Law Profs Kar/Mazzone on Senate Duty on Supreme Court Vacancies—Part 1

Law professors Robin Bradley Kar and Jason Mazzone have published a law-review article ambitiously titled “The Garland Affair: What History and the Constitution Really Say About President Obama’s Powers to Appoint a Replacement for Justice Scalia.” (Emphasis in original.)

I’ll address their article (version revised as of June 1) in a series of posts. [Addendum, 6/10: After I completed my series of posts, Kar and Mazzone kindly submitted a long response, which I have posted here.] I’ll begin here by summarizing their claims:

1. Kar and Mazzone purport to have discovered this “historical rule” covering Supreme Court vacancies—a rule, they say, that covers “all 103 cases” within its scope that preceded President Obama’s nomination of Judge Merrick Garland to the vacancy created by Justice Scalia’s death:

Whenever a Supreme Court vacancy has existed during an elected President’s term and this President has acted prior to the election of a successor, the sitting President has been able to both nominate and appoint someone to fill the relevant vacancy—by and with the advice and consent of the Senate.

2. Kar and Mazzone contend that this supposed historical rule establishes, at the very least, “a senatorial tradition” that “should govern internal senatorial practices of fair dealing” in handling Supreme Court nominations.

3. Kar and Mazzone further argue that their historical rule might even have “ripened into a constitutional rule that should inform the best interpretation of constitutional text and structure” relating to the Senate’s powers and duties on Supreme Court nominations.

4. Under either view of their historical rule—that is, whether as an internal senatorial norm of fair dealing or as a constitutional rule—Kar and Mazzone argue that the Senate Republican plan not to process the Garland nomination this year “marks a much greater departure from the usual rules of the game than has thus far been recognized” and thus “threatens to damage the appointments processes in the future and risks significant harm to the Court.” They therefore urge Senate Republicans to reconsider their plan.

As I will argue in forthcoming posts, the “historical rule” that Kar and Mazzone derive is a contrived epicycles-upon-epicycles explanation, a deeply ahistorical account that excludes, in a makeshift and inconsistent manner, a notable and very inconvenient counterexample (LBJ’s nomination of Abe Fortas as Chief Justice in 1968) and that ignores broader changes in the battle over the Supreme Court.

More importantly, even if their historical rule were entirely accurate, Kar and Mazzone have no basis for transforming that rule into a supposed senatorial norm of fair dealing.
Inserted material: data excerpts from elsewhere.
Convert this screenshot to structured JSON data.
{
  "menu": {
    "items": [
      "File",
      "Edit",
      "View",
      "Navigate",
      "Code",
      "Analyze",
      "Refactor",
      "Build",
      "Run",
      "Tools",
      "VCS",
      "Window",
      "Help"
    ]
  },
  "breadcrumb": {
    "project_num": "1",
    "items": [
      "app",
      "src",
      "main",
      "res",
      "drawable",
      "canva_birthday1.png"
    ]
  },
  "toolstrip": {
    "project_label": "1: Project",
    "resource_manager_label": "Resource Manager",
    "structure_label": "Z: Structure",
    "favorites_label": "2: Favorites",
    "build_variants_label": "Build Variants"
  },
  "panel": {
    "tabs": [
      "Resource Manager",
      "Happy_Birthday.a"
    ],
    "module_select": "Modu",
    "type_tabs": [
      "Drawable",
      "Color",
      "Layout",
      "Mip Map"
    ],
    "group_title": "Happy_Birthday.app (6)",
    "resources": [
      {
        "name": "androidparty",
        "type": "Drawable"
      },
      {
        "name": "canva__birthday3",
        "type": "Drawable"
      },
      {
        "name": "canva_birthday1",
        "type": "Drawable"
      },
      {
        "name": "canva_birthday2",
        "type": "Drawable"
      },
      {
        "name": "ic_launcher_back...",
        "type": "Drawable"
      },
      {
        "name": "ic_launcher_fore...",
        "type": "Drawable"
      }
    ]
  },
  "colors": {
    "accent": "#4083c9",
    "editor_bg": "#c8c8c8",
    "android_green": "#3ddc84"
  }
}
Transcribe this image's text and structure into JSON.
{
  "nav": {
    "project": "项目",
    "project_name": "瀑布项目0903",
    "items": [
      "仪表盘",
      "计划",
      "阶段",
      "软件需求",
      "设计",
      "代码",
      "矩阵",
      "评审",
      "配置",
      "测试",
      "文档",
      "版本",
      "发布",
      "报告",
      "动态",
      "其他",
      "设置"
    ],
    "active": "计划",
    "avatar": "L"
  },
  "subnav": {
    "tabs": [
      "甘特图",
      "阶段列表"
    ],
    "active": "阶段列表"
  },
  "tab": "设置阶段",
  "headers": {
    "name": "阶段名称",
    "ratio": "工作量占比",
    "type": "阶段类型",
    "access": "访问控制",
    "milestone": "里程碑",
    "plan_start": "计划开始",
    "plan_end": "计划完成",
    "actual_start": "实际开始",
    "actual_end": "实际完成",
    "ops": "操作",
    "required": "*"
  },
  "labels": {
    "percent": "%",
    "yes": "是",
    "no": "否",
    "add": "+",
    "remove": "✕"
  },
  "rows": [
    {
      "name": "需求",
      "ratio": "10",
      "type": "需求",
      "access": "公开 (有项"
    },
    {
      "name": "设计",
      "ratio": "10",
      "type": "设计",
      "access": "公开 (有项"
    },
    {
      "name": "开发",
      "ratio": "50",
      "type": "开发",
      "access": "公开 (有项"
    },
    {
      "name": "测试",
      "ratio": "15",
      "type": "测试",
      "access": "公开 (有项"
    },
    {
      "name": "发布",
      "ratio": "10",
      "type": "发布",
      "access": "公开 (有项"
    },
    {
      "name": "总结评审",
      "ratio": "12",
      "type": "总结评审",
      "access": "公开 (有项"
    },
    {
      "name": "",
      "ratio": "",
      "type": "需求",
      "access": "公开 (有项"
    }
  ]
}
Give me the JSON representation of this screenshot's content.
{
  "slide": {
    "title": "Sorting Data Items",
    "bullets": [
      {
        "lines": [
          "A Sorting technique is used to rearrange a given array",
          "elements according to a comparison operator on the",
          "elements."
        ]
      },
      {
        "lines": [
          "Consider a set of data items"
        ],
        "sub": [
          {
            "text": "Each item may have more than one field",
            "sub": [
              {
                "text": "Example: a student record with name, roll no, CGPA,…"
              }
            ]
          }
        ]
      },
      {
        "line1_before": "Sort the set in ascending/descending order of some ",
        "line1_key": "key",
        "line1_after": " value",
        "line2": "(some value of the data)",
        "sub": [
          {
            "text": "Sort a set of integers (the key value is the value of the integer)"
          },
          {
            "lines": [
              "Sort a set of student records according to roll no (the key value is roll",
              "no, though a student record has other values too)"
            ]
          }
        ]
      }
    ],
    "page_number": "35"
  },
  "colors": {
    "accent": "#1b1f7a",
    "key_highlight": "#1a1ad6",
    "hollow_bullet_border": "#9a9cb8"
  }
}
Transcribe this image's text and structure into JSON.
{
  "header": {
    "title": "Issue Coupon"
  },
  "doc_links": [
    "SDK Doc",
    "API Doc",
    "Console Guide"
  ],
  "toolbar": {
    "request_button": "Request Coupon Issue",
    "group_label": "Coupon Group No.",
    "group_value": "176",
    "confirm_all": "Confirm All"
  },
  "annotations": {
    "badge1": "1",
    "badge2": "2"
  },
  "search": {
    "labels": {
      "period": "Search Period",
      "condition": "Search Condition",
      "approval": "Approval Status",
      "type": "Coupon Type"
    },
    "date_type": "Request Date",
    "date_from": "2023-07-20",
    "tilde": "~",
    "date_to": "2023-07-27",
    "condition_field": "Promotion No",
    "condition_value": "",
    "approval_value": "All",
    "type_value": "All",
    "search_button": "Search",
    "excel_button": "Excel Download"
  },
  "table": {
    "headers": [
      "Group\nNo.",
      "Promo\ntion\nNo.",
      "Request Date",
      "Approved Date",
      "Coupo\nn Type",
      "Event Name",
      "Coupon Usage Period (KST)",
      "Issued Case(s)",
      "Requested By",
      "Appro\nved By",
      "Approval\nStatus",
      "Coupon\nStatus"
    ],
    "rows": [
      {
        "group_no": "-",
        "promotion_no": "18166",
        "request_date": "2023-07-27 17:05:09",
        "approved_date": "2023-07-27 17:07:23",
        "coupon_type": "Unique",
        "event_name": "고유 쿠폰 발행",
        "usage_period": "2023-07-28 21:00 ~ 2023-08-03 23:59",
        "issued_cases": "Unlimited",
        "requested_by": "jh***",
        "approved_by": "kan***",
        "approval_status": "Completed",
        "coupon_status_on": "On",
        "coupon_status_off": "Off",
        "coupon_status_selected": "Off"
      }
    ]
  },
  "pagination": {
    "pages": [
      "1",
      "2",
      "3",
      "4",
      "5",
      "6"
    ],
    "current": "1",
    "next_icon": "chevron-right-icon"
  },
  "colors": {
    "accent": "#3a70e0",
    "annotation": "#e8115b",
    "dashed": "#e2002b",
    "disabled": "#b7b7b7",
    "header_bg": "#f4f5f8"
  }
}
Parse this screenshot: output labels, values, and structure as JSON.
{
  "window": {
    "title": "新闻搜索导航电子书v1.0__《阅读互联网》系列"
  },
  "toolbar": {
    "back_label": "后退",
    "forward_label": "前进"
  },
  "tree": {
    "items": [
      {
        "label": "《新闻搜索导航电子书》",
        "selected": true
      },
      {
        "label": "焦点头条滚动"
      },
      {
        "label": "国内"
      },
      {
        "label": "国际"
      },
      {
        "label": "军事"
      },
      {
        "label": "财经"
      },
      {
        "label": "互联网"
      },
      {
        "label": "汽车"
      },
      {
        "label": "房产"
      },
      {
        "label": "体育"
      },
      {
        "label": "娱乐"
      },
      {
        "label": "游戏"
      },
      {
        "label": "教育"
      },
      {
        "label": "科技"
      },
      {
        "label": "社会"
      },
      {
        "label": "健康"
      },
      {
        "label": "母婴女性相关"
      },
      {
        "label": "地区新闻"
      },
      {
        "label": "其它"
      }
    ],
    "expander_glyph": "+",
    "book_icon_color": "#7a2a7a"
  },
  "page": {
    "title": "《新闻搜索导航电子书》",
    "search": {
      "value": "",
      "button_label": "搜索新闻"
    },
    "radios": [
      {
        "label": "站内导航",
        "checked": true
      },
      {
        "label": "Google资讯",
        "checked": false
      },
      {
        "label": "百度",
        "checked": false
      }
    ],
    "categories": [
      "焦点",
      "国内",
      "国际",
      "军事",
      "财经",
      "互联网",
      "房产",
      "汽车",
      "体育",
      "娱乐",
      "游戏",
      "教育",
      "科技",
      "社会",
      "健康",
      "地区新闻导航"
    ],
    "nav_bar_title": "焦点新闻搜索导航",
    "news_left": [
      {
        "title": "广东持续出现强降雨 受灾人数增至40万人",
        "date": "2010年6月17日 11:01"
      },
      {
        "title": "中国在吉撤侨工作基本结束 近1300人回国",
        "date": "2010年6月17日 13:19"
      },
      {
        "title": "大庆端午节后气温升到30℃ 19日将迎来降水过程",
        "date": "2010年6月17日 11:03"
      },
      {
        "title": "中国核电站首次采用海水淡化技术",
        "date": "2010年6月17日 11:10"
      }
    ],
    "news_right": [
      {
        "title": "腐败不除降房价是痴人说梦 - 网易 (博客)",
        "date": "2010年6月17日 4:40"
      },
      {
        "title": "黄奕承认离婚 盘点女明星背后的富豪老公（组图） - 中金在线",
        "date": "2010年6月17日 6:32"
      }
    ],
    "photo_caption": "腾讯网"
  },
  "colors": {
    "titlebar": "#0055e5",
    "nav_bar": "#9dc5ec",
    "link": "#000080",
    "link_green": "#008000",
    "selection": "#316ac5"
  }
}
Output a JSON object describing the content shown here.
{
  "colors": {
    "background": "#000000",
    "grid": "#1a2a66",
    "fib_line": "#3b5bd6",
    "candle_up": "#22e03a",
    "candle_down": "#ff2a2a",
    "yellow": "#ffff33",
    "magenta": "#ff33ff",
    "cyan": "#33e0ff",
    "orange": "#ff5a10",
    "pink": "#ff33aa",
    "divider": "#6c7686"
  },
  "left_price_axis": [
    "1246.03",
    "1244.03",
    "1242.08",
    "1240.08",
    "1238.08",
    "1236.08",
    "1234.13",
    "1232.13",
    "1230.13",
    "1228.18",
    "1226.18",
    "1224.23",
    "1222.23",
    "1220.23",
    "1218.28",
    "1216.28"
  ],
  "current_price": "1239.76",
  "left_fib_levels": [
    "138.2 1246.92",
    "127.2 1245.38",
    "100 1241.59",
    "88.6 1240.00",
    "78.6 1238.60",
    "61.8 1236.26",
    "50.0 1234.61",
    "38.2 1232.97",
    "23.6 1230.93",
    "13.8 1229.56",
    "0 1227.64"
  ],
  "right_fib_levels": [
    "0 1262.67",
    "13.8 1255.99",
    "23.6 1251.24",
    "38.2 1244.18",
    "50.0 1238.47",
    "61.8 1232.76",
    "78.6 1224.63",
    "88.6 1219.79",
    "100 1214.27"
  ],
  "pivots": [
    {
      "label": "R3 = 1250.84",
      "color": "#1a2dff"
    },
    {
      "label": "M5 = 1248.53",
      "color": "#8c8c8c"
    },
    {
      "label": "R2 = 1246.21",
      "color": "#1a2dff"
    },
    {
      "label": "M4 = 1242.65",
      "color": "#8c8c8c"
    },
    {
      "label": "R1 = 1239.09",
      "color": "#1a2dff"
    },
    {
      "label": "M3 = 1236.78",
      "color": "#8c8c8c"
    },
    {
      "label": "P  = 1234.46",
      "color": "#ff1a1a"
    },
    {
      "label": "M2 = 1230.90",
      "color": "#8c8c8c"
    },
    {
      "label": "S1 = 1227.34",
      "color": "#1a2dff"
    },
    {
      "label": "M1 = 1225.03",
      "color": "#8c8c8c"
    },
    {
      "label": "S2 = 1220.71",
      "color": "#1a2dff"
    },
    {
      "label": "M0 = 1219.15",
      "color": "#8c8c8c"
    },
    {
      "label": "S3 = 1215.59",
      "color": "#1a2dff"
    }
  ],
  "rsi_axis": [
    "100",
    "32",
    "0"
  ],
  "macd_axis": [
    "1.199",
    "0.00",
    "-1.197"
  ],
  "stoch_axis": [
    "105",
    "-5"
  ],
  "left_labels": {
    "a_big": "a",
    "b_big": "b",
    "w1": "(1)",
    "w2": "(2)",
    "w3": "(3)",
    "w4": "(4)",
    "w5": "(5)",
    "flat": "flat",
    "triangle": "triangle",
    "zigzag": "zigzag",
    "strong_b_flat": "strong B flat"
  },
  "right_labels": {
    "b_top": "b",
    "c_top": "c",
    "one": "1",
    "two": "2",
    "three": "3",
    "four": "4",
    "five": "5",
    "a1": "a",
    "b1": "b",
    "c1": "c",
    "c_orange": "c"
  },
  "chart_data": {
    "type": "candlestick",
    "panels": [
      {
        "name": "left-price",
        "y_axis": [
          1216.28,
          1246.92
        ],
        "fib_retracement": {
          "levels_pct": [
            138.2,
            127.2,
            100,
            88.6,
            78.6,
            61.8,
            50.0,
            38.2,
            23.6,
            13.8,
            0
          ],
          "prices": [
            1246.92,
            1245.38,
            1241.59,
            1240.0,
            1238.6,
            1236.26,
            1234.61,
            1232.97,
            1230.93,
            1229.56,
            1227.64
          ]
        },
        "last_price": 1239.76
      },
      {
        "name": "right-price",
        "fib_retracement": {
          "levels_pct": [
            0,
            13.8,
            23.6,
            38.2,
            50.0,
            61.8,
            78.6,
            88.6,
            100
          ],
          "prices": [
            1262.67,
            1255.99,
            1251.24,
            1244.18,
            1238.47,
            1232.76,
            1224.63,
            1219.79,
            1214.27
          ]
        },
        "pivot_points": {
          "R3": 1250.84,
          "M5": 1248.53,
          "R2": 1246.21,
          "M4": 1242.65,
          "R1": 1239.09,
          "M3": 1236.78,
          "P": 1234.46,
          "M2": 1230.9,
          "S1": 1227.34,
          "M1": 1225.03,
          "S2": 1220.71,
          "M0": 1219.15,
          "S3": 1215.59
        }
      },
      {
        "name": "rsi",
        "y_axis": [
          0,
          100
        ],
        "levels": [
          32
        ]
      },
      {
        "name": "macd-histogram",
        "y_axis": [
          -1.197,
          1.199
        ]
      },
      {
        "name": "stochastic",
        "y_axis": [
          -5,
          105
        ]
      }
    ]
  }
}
A senatorial norm that the Senate generally has some sort of duty to enable an elected president to fill a vacancy during the president’s term of office would effect a huge shift of power from the Senate to the president. Kar and Mazzone cite zero evidence that any senator has ever posited such a norm, and they ignore some prominent statements by Senate Democrats in recent decades (e.g., Joe Biden and Chuck Schumer) that flatly contradict its existence. Indeed, the recent history of Supreme Court confirmation fights would be dramatically different if such a norm existed. [Update: My Part 2 post ended up offering a somewhat different treatment of this point.]

It follows that the possible constitutional rule that Kar and Mazzone posit is also clearly invalid. A second reason why such a constitutional rule cannot be taken seriously is that there is a single Appointments Clause that covers Supreme Court justices, lower-court judges, and executive-branch officers. It is nonsensical to read into the Constitution one rule governing Supreme Court justices and another rule for everyone else, but that is exactly what the Kar/Mazzone constitutional rule would do.

In sum, Kar and Mazzone provide no reason for Senate Republicans to reconsider their course on the Garland nomination.